The Third Rome notion, as some experts on the period have argued, was perhaps not as important at the time as the idea of Muscovy as the “New Israel.” Daniel Rowland, in an article in The Russian Review, noted the predominance of Old Testament imagery in the writings of late-fifteenth and early-sixteenth century Rus. Among the numerous stark parallels: Ivan III liberating the Russians from the Tatar yoke is compared with Moses leading the Israelites out of Egyptian bondage. Religious painting and architecture also suggests the strength of the New Jerusalem idea. In the second half of the seventeenth century, Patriarch Nikon had a New Jerusalem monastery built in the vicinity of Moscow, with a cathedral closely following the design of the Church of the Holy Sepulcher in Jerusalem.

The New Jerusalem and Third Rome concepts were not likely in conflict; indeed, as Rowland wrote, “Muscovites would have seen the Third Rome and New Israel images as complementary rather than contradictory; indeed, they are both part of the same idea of a series of Christian empires succeeding each other as prefiguration and fulfillment down to the Apocalypse.”

The Third Rome idea has ultimately had more staying power — or at least it has captured the modern imagination. It is widely cited in history textbooks, for instance. In Sergei Eisenstein’s film, Ivan the Terrible, Part I, the cinematic Ivan played by Nikolai Cherkasov repeats Filofei’s formulation, albeit in modern Russian. Moreover, he does so in his coronation speech asserting his authority over both the Church hierarchy and the boyars. Ivan’s clash with clergy and nobility notwithstanding, this dramatization is not historically accurate. Church leaders actually used the Third Rome idea to warn the secular powers not to pursue policies that would undermine the Church and true Orthodoxy, practically the opposite of Eisenstein’s representation.
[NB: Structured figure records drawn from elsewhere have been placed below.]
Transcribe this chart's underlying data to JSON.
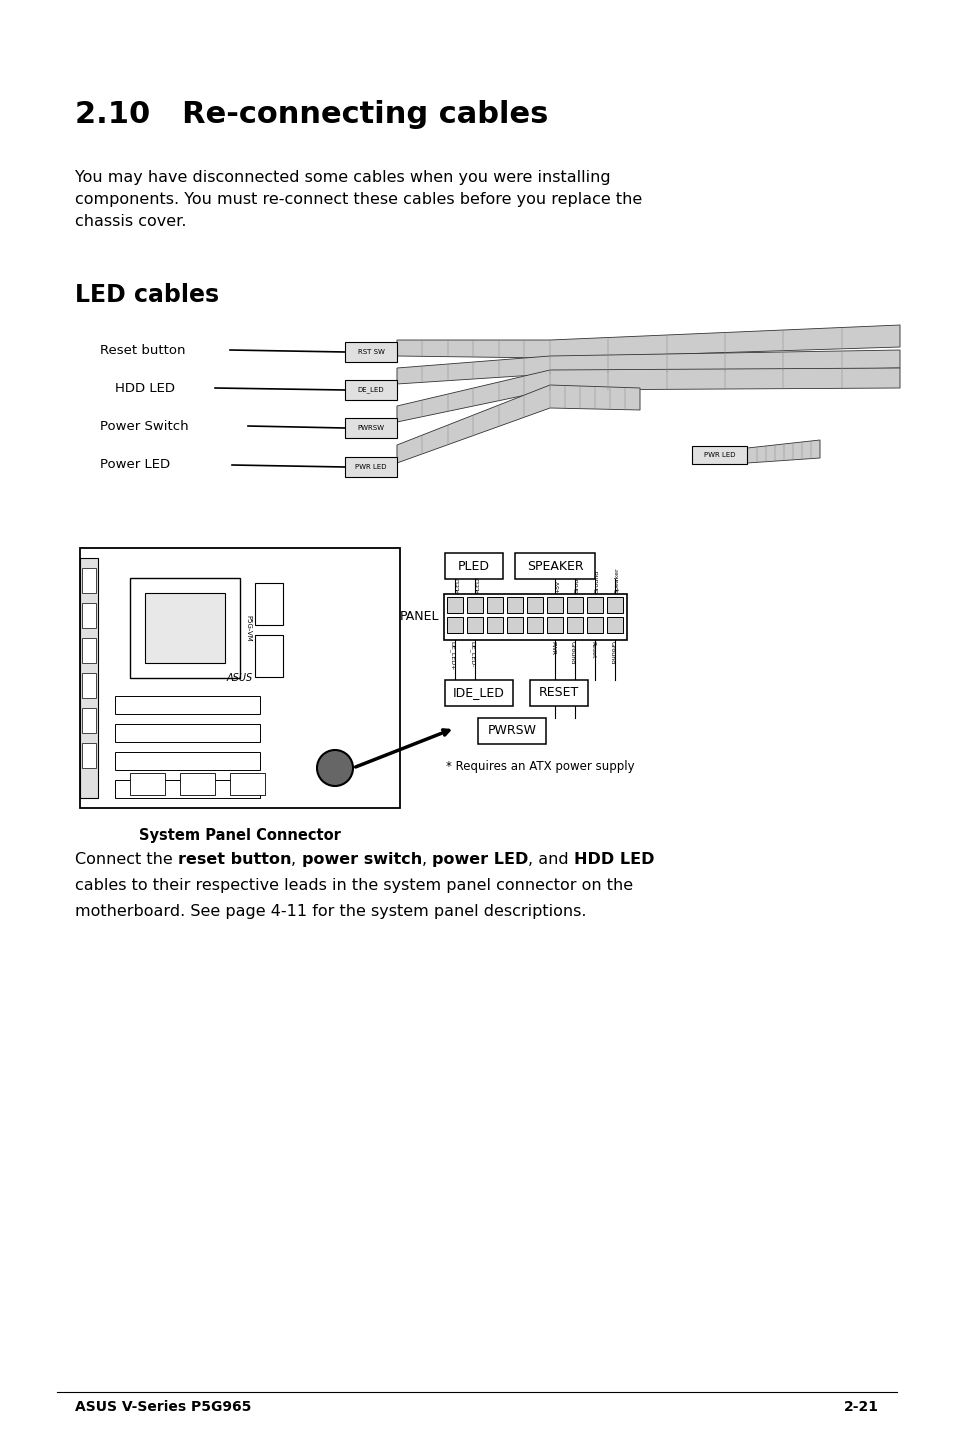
{
  "bg_color": "#ffffff",
  "title": "2.10   Re-connecting cables",
  "title_fontsize": 22,
  "title_fontweight": "bold",
  "body_text1": "You may have disconnected some cables when you were installing\ncomponents. You must re-connect these cables before you replace the\nchassis cover.",
  "body_fontsize": 11.5,
  "section_title": "LED cables",
  "section_fontsize": 17,
  "section_fontweight": "bold",
  "footer_left": "ASUS V-Series P5G965",
  "footer_right": "2-21",
  "footer_fontsize": 10,
  "connect_text_line2": "cables to their respective leads in the system panel connector on the",
  "connect_text_line3": "motherboard. See page 4-11 for the system panel descriptions."
}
Indeed, the Third Rome idea was never meant to glorify Russia as a militant, expansionist state, although that interpretation has become common among Russians and Westerners alike.

Russian apocalyptic fears subsided as the sixteenth century progressed, and then resurfaced when struggles over royal succession and foreign invasions all but destroyed the Russian state during the Time of Troubles (1598-1613). They receded and then peaked again in the 1660s, when the forerunners of the Old Believers refused to accept liturgical reforms introduced by Patriarch Nikon. The Old Believers regarded Nikon’s changes as corruptions which could precipitate the Apocalypse; many considered either Nikon or Tsar Alexei – the ruler at the time – to be the Antichrist. (A later generation of the sect gave that distinction to Peter the Great.)

Of course, Levin said, apocalyptic movements were not limited to Russia, but were fairly common in Europe in the years leading up to 1666, a number that suggested the “mark of the beast” from the book of Revelation. “A false Messiah even appeared among the Jewish community of the Ottoman empire at the same time,” she said, “showing that end-of-the-world notions transcended religious and political borders.”  RL


* After Peter returned from his “Great Embassy” to Europe, he changed New Year’s Day from September 1 (a legacy of the Roman and Byzantine empires) to January 1 (as used in the West), and adopted the Anno Domini system. Thus did January 1, 7208 become January 1, 1700. Peter did not, however, adopt the Gregorian calendar, but retained the Julian calendar, which was still widely in use throughout Europe, which confounds historians to this day.

* dmitry donskoy: Ruler of Muscovy from 1359-1389 and first Muscovy prince to openly challenge the Mongols, defeating them in 1380 at the Battle of Kulikovo Field.